The news: Google is testing a new AI agent, CC, to change how the workday begins. Instead of another app or dashboard, CC delivers a daily email briefing that summarizes information pulled from Gmail, Calendar, and Drive.
- The agent scans calendars for meetings, inboxes for threads that need replies, and documents for loose ends.
- It packages everything into a short morning email that includes calendar shortcuts and AI-drafted replies to speed follow-ups.
It’s an experiment in Google Labs with an open waitlist, but it reveals that productivity tools are shifting from passive storage to proactive orchestration. CC doesn’t wait for users to search—it decides what matters and surfaces it first.
Google says user data isn’t used to train its foundation models—a key assurance for enterprise customers.
Trendspotting: CC isn’t a novel idea.
- ChatGPT’s Pulse curates a morning update using chat history, memory, and user feedback, with a preview of what comes next.
- Samsung Galaxy phones have a Now brief, which provides personalized updates on weather, events, news, and more.
AI systems are becoming the first reader, editor, and sorter of information. Google has an advantage because it already owns email, calendars, and storage, which gives CC deep context and tight ecosystem control.
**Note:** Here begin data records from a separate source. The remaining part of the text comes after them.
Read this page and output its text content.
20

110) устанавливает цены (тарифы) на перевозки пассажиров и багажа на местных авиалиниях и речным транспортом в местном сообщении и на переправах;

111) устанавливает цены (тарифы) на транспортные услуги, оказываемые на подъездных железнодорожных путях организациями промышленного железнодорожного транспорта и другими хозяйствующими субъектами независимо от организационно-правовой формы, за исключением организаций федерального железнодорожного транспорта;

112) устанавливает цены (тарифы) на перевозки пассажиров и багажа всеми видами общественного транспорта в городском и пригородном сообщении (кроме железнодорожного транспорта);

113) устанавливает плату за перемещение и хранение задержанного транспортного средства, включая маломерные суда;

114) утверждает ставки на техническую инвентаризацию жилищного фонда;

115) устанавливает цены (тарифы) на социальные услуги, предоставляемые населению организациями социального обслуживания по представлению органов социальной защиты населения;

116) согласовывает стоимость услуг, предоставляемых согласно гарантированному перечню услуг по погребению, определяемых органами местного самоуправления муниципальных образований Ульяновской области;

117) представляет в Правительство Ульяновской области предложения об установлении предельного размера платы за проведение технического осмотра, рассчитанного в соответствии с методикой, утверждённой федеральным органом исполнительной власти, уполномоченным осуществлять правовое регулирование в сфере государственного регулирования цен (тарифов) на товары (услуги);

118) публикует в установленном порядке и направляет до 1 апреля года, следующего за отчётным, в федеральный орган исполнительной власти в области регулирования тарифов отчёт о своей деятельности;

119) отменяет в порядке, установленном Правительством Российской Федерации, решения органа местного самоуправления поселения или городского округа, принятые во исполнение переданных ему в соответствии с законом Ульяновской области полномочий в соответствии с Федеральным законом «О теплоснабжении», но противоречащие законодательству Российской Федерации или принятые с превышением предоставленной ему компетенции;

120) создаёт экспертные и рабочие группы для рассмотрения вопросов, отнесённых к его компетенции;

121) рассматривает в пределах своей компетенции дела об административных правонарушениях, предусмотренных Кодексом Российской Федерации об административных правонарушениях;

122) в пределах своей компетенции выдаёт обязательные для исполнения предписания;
Caveats: Google warns that CC can make mistakes, which keeps it firmly in assistant territory, not autopilot. Access is also gated—the experiment is limited to users 18 and older in the US and Canada, with paid subscribers, such as Google AI Ultra users, prioritized.
What this means for brands: Email remains the highest-ROI channel. In February, 26.9% of UK and US marketers said email delivered their best ROI, ahead of websites and blogs (22.7%), SEO (19.2%) and paid search (16.1%), according to GetResponse.
As AI agents begin ranking and summarizing messages, the inbox shrinks and attention gets scarcer. Marketers who rely on email will need to understand tools like CC and optimize for agents—not inboxes—as AI assistants decide what’s worth surfacing. Catchy subject lines will no longer be enough to earn attention.